Neurocognitive Phenotypes for the Child with Diabetes: The Search Continues

Despite an increasing interest in brain function in children with diabetes, the research described in this chapter provides, at best, an incomplete picture of neurocognitive status. We do know that children with diabetes earn somewhat lower scores in school, have lower IQ scores, perform more poorly on visuoperceptual and attentional tasks, and are somewhat slower on a variety of mental efficiency tests as compared to their nondiabetic peers. The magnitude of these effects is quite small, unless the child developed diabetes early in life; then, a subset of those children may show moderately severe impairment. Other cognitive domains (e.g., learning, memory, problem-solving, language skills) are also compromised to some extent in children with an earlier age at onset, but there is less consensus as to whether they are affected in children with a later onset of diabetes.

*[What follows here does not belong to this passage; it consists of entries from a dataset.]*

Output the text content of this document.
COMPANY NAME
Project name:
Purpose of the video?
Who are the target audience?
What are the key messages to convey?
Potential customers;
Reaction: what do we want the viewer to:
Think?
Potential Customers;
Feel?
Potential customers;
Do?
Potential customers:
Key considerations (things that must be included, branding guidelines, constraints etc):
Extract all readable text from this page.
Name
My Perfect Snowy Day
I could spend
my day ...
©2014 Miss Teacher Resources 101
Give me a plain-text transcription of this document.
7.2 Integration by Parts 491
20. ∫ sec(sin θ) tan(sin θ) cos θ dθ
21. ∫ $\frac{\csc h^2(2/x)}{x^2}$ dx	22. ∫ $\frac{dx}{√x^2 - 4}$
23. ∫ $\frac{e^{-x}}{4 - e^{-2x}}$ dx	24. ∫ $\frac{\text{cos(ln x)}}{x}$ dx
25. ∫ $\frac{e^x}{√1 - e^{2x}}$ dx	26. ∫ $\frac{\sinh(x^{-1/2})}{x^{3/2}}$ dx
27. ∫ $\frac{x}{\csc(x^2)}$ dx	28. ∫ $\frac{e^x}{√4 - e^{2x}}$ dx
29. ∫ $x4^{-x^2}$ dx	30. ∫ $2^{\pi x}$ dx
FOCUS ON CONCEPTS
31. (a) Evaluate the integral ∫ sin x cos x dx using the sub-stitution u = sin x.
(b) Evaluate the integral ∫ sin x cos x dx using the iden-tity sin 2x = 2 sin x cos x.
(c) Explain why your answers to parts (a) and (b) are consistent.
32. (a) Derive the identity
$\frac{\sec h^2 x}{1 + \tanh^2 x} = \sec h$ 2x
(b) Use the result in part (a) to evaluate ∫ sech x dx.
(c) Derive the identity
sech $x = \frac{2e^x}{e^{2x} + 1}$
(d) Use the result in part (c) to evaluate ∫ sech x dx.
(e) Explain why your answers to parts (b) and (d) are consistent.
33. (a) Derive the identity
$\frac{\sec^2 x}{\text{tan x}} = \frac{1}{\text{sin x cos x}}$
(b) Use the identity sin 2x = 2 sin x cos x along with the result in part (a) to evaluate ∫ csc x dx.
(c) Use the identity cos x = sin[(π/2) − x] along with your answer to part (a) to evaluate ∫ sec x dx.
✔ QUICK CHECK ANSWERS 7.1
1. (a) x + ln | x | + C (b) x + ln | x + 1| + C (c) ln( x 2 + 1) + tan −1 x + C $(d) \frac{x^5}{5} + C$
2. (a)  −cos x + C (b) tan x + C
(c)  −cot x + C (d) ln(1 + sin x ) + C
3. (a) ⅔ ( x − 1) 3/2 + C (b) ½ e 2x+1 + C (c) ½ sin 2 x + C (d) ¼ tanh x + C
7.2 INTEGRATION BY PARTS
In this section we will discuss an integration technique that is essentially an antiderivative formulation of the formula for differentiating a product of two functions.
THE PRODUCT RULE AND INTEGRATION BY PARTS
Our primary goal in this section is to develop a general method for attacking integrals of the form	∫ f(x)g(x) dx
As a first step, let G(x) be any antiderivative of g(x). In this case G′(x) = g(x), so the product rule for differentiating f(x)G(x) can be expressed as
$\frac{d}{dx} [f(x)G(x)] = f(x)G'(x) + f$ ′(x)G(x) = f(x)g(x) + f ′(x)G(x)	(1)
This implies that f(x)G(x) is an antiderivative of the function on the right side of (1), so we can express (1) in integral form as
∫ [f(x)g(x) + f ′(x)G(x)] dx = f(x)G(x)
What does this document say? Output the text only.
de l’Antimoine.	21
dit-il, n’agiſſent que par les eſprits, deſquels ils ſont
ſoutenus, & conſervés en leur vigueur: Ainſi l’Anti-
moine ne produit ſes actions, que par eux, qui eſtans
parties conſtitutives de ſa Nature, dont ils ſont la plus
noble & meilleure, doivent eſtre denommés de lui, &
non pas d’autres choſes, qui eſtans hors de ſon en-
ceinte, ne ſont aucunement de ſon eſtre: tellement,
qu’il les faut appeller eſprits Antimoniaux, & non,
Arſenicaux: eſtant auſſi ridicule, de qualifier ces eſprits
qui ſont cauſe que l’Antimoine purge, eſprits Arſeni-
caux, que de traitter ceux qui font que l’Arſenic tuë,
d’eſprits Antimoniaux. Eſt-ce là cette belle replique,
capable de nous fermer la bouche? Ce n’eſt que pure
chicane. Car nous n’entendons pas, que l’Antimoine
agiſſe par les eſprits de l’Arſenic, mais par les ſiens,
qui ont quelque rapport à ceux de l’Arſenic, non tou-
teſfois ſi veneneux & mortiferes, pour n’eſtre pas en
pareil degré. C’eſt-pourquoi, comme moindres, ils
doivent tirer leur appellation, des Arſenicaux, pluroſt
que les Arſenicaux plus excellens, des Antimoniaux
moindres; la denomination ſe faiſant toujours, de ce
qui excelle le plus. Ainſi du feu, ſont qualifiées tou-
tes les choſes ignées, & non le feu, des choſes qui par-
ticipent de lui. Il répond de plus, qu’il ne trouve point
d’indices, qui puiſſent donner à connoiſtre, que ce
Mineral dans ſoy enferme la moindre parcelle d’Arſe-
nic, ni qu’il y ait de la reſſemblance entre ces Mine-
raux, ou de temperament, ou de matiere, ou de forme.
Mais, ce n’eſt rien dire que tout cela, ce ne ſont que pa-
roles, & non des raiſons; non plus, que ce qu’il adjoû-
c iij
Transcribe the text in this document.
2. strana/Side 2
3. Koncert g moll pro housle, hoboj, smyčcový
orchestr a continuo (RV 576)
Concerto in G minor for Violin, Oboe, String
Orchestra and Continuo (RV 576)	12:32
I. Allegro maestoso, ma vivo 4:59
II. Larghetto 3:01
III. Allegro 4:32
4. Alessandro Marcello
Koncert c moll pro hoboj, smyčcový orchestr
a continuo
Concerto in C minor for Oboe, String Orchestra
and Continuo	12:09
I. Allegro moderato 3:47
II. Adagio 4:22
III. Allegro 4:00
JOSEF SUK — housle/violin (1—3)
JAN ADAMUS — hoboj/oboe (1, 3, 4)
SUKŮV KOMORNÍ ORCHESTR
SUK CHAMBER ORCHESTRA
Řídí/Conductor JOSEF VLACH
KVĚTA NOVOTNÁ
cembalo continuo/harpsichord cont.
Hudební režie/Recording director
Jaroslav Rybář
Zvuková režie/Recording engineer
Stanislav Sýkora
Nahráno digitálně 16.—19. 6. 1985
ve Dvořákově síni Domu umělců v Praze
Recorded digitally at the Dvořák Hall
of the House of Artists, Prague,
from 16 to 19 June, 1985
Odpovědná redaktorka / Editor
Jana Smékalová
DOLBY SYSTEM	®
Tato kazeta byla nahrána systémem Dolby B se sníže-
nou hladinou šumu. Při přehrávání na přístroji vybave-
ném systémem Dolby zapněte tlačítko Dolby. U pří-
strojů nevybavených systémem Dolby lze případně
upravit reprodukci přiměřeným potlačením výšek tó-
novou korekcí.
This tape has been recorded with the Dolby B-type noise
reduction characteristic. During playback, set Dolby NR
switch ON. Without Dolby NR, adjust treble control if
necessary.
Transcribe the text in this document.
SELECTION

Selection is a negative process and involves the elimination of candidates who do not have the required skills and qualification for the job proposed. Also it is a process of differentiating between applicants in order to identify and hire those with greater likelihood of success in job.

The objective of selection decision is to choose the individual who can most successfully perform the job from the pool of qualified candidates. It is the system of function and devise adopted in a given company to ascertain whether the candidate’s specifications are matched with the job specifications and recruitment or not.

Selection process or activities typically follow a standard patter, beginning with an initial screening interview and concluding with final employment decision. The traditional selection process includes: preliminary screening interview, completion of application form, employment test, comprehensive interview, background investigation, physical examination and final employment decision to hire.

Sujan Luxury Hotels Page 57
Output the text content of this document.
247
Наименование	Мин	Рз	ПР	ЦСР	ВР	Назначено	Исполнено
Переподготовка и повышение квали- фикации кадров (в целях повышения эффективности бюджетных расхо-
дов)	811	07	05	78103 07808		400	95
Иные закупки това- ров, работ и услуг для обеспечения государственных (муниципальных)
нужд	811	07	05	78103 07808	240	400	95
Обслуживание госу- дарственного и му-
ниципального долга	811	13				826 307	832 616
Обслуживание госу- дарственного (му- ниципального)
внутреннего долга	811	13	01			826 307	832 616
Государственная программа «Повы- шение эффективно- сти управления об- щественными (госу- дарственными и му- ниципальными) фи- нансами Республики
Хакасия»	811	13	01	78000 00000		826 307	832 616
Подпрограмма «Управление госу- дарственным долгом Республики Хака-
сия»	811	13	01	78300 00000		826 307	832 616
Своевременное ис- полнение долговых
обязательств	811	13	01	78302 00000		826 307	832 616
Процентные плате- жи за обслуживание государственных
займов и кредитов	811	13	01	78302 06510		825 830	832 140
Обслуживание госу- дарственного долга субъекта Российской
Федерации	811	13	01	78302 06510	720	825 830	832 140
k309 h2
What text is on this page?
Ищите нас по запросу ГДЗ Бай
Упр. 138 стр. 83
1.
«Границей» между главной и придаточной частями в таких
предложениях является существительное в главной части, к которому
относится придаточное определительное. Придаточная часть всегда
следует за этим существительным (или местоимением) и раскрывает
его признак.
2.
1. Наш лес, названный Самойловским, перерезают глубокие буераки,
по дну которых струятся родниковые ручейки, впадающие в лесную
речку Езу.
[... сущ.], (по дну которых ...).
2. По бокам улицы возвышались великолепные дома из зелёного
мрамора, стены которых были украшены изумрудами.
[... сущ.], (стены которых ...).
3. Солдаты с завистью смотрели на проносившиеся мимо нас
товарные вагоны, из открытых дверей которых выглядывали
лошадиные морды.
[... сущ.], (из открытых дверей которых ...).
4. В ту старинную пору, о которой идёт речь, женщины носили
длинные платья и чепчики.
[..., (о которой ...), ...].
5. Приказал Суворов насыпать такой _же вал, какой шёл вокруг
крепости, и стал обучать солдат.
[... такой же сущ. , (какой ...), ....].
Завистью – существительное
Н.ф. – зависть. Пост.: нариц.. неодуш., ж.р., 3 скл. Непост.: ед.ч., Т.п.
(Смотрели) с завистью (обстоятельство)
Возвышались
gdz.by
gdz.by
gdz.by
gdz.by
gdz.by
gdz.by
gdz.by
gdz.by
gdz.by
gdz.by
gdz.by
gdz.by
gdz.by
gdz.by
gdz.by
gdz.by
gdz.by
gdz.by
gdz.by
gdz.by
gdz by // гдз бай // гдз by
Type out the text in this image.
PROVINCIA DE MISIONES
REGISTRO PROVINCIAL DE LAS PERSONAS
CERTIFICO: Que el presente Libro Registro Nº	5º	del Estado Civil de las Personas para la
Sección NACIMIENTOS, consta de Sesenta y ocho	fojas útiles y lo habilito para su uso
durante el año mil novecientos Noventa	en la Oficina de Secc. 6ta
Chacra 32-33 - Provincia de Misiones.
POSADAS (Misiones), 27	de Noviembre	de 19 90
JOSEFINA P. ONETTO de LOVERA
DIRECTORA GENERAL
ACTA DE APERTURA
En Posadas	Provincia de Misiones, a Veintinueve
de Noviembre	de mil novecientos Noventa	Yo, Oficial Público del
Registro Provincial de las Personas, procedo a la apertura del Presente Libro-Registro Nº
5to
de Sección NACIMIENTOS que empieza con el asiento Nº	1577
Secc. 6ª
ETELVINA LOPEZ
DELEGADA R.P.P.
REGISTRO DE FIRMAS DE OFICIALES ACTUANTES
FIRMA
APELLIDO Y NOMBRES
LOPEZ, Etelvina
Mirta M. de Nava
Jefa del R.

consistent with the mental slowing is the neural slowing noted on a variety of electrophysiological measures obtained either while the child is quietly resting or in response to sensory stimuli. one would assume that a robust relationship would exist between these cognitive and electrophysio-logical measures but remarkably this has not been studied in children. Other measures of brain function and structure also reveal some extremely modest effects in a very limited number of brain regions. Those findings are sufficient for a "proof-of-concept" demonstration - that is, that the brain is indeed affected to some extent in children with diabetes. At the present time, however, this body of research is insufficient to provide an accurate, comprehensive, and integrated delineation of those neurocognitive characteristics.